The following is excerpted from a May 11, 2011 article by Richard Raysman and Peter Brown published by Law Technology News:

The U.S. Court of Appeals for the Federal Circuit ruled in January that the longstanding "25 percent rule of thumb" standard used by damages experts in patent infringement cases to calculate a reasonable royalty was "fundamentally flawed."

The court's ruling striking down the 25 percent rule has important implications for patent damages in both existing and future litigation. However, it was not the only notable patent decision of the past year that impacted the issue of patent damages.

In helping to fashion a reasonable royalty, experts generally examine past licenses that are commensurate with what the alleged infringer has misappropriated. The question of which past licenses are comparable is often a point of contention.

Last year, in ResQNet.com Inc. v. Lansa Inc., 594 F.3d 860, the Federal Circuit issued an important decision concerning the admissibility of past licenses that had been negotiated as part of a settlement. The decision has reverberated through the lower courts as parties have sought to introduce additional evidence to bolster or challenge damage calculations.

To support a claim of damages, it is not uncommon for parties to offer testimony from economists, industry analysts, engineers and even consumers. Although some approximation is permitted, courts require "sound economic and factual predicates" for a reasonable royalty analysis.

...in general, the calculation of a hypothetical reasonable royalty assumes a time before litigation since license fees negotiated in the face of a large jury verdict or high-cost litigation may be skewed and may not necessarily reflect the reasonable market value of the technology in the market. Based on the statements in ResQNet.com, however, some courts are ruling that settlement licenses are admissible to prove a reasonable royalty.

In short, the statute authorizes two categories of monetary damages: lost profits and reasonable royalty damages.

To garner an award of lost profits, a patentee must show that but for the infringement, the patent owner would have made the sales that the infringer made, charged higher prices, or incurred lower expenses. But the lost profits analysis is rarely as simple as adding up the patentee's lost profit margins from these sales. To establish the requisite causation and entitlement to lost profits, "a patentee must reconstruct the market to show, hypothetically, likely outcomes with infringement factored out of the economic picture." Crystal Semiconductor Corp. v. Tritech Microelectronics Int'l Inc., 246 F.3d 1336, 1355 (Fed. Cir. 2001).
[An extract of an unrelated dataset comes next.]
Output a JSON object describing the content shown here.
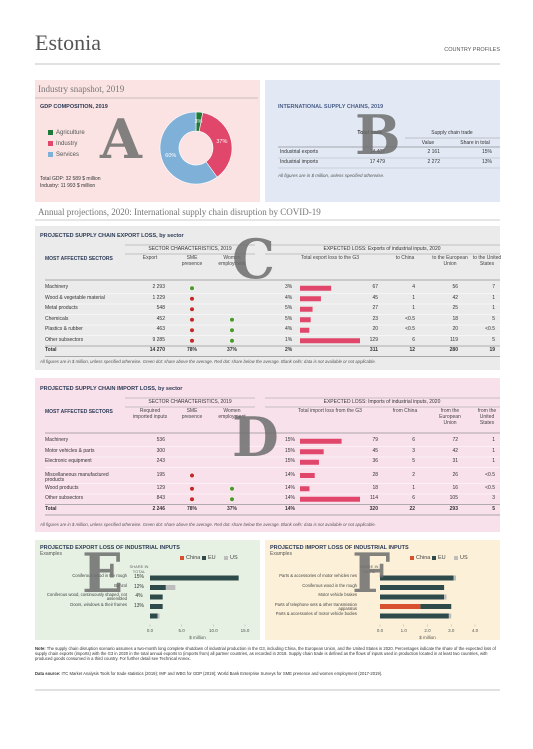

Consequently, a fair number of patentees either opt to not present a case for lost profits due to an inability to satisfy all of the necessary elements or because they are not practicing the patents in the market and do not have any sales or profits.

As such, the reasonable royalty rate is the more common form of patent damages.

Royalty rates may either be calculated by using established royalty rates charged by the patent owner on comparable existing licenses, or by determining a "reasonable royalty."

The common approach to calculating reasonable royalty damages is based on hypothetical negotiations between a willing licensor and a willing licensee on the date infringement began.